How APIs Make UPS a Better Business Partner

Imagine “Jeff” owns “Babylon,” an online retail store that sells books, appliances and pretty much anything else. Jeff knows letting customers conveniently check the status of their orders on his website builds customer satisfaction and loyalty. Babylon has systems that allow it to track order status within Babylon facilities, but ships packages via UPS. How can Babylon report what UPS is doing once the package leaves the Babylon warehouse? UPS and Babylon use different software systems, have different databases and unique business logic. Building and maintaining a direct, customized connection between these systems is a significant challenge. UPS might be willing to do this for a big customer like Babylon, but smaller customers are not worth the investment.

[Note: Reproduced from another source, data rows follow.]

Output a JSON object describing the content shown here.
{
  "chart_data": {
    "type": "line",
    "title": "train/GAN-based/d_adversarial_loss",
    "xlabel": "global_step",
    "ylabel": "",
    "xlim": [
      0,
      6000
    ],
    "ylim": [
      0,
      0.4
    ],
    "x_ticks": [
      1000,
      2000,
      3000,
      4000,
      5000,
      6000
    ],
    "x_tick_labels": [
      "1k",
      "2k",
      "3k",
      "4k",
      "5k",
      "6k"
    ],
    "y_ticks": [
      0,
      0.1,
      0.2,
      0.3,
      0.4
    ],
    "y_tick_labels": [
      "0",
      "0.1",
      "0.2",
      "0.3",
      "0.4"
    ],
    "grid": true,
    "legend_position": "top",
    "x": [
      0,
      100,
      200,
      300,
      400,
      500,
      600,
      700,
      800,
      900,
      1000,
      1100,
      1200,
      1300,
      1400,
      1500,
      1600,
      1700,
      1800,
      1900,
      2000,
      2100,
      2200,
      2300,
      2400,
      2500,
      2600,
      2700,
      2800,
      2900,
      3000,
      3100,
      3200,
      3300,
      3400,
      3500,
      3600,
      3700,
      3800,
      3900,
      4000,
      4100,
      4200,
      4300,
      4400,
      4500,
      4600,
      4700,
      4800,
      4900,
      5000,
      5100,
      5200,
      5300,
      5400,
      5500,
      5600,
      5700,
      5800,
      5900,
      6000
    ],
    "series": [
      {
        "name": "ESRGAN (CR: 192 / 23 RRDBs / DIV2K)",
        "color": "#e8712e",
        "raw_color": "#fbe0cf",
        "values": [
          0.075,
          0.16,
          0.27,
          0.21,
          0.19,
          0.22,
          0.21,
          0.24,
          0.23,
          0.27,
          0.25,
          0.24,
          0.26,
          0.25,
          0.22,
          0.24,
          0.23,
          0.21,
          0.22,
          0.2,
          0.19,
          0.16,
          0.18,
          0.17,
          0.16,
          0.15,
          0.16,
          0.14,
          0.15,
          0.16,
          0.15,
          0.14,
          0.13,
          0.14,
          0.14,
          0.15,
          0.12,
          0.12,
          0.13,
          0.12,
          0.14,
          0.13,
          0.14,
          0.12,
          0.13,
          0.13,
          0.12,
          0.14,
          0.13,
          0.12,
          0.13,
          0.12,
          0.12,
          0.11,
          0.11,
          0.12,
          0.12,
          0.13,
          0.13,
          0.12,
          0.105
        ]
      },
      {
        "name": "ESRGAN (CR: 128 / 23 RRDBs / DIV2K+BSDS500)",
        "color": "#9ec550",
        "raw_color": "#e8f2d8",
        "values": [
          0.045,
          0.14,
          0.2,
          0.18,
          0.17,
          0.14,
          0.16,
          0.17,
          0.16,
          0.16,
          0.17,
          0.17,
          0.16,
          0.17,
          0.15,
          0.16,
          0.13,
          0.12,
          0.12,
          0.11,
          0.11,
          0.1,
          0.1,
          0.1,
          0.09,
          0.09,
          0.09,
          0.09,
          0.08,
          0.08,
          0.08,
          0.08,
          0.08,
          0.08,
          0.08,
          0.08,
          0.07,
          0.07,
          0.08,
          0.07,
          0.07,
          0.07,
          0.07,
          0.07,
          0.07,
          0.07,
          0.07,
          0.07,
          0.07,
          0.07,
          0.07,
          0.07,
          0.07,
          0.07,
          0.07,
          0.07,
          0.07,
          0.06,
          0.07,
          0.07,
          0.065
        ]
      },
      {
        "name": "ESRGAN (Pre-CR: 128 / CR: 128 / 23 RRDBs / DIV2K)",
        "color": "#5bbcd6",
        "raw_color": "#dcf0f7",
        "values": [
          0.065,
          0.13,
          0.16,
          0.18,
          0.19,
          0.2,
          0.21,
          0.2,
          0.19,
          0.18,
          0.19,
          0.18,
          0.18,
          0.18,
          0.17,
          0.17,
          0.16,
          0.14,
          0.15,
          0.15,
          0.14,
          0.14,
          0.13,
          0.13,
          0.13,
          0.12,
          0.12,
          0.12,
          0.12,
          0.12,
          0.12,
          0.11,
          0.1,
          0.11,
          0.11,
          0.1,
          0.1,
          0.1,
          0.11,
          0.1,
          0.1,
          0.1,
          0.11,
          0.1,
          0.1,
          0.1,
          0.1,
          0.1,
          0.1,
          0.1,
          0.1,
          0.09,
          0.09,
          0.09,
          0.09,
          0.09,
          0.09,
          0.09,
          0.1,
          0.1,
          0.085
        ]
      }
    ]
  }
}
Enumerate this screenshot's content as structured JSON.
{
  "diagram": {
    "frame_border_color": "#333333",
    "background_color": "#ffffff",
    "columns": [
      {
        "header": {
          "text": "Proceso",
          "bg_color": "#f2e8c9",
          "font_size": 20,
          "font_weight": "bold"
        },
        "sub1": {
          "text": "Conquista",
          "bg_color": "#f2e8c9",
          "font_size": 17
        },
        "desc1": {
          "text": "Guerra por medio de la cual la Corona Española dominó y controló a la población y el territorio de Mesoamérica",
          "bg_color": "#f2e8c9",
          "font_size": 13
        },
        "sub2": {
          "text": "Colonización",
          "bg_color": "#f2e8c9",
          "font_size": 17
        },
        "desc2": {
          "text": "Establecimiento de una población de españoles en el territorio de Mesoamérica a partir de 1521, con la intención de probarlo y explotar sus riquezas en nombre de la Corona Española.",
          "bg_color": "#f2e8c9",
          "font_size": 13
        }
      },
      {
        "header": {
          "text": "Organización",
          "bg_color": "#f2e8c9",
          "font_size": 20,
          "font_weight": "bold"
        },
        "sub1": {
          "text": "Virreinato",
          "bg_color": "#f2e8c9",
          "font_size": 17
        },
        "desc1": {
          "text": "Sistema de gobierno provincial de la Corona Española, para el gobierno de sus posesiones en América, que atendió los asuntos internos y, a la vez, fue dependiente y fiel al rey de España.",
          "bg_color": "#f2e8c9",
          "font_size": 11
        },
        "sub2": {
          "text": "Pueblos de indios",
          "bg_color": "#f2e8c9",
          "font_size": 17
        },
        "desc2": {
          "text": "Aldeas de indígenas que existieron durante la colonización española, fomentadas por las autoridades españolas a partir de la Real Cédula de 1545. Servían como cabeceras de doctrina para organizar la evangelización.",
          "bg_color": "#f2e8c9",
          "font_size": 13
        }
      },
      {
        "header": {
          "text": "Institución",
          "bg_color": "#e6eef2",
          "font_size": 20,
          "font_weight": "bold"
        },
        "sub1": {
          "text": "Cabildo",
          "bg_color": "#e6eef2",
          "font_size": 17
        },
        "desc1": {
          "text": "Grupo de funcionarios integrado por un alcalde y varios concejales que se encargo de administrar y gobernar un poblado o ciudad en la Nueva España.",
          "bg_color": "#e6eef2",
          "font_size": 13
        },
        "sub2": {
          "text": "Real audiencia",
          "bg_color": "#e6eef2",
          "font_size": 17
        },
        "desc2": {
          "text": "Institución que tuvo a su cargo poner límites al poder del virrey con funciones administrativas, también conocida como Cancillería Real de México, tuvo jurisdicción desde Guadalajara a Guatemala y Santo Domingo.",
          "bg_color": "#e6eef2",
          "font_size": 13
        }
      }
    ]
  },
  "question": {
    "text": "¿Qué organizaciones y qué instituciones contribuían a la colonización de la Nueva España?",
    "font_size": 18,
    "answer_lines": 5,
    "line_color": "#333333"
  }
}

Fortunately, UPS offers an API that makes it easy to track shipping status. This API hides the complexity of the UPS database and business logic. And, because this is an “open” API, it is exposed to the world so almost anyone can use it.  Babylon just needs to register, learn how the API works and connect. Now, Babylon’s system can interrogate the UPS API, instantly retrieve the current status and display it to customers on their website.

A simplified version of this behind-the-scenes exchange via API might look like this:

Figure 1: UPS API Developer Website

The Babylon Application “asks” the UPS Application:

Get  /Service/PackageStatus/packageIDNumber/

The UPS Application responds with:

{“packageIDNumber” : “1234567890”,

“packageLeftWarehouse” : “01/01/2019 12:55 PM”,

“packageDelivered” : “01/02/2019 02:35 PM”,

“packageWeightKg : “10”,

“signatureRequired” : ”No”,

“deliveryNote” : “No one home. Left by side door”}

As long as UPS doesn’t “break” the API, Babylon and UPS systems can collaborate while operating independently to produce a seamless experience for Babylon customers.

Behind all of this is major shift in underlying application design from a dedicated, to a services-oriented architecture (SOA). This same shift is occurring in health care applications so it’s worth understanding the difference and advantages of SOA.

Monolithic applications are designed as a set of tight, self-contained modules with little or no interaction between them. SOA reimagines these modules as self-contained services that can communicate and collaborate with each other. Adding an “open” API further exposes these services to other “outside” applications.

Consider the example of the Message and Camera apps on a smartphone. These two apps use APIs to interact just like Babylon and UPS. These apps are self-contained but also function as services that can collaborate: the camera app works fine as a stand-alone, but also exposes its services so another application can take advantage of them. A user can take a picture and send it from inside the messaging app, or the other way around, because both apps are designed as services.

Health IT has been migrating to SOA and APIs will accelerate this move. One intense area of activity is with electronic health records (EHRs). Early EHRs were built in the era of monolithic design. Migrating to SOA makes applications like EHRs more flexible and APIs extend core services and facilitate data exchange between the EHR and other applications. Making these APIs “open” further transforms systems like EHRs into platforms for innovation and lays the foundation for a flourishing, diverse health care app ecosystem.

The combination of service-oriented software architecture and robust, open APIs has made possible the transformation of huge swaths in the digital economy. They provide an agile, technical foundation for how we shop, manage our money, travel and socialize. Widespread adoption by health care will remove major technical barriers to innovation, enhance competition and agility, and ultimately produce more powerful and user-friendly applications. These applications represent the next generation of clinical decision support, population health, unified communications, precision medicine, artificial intelligence, and patient engagement and will lead to better clinical outcomes and enhanced satisfaction for patients and providers alike.

The importance of this approach should not be underestimated. This technology unleashes innovation, makes data liquid and allows applications to build upon and cross-leverage functionality. This can dramatically reduce the time from idea to impact on the real world. Given the scope and scale of the challenge of reinventing health care, this is precisely the kind of technical innovation we need.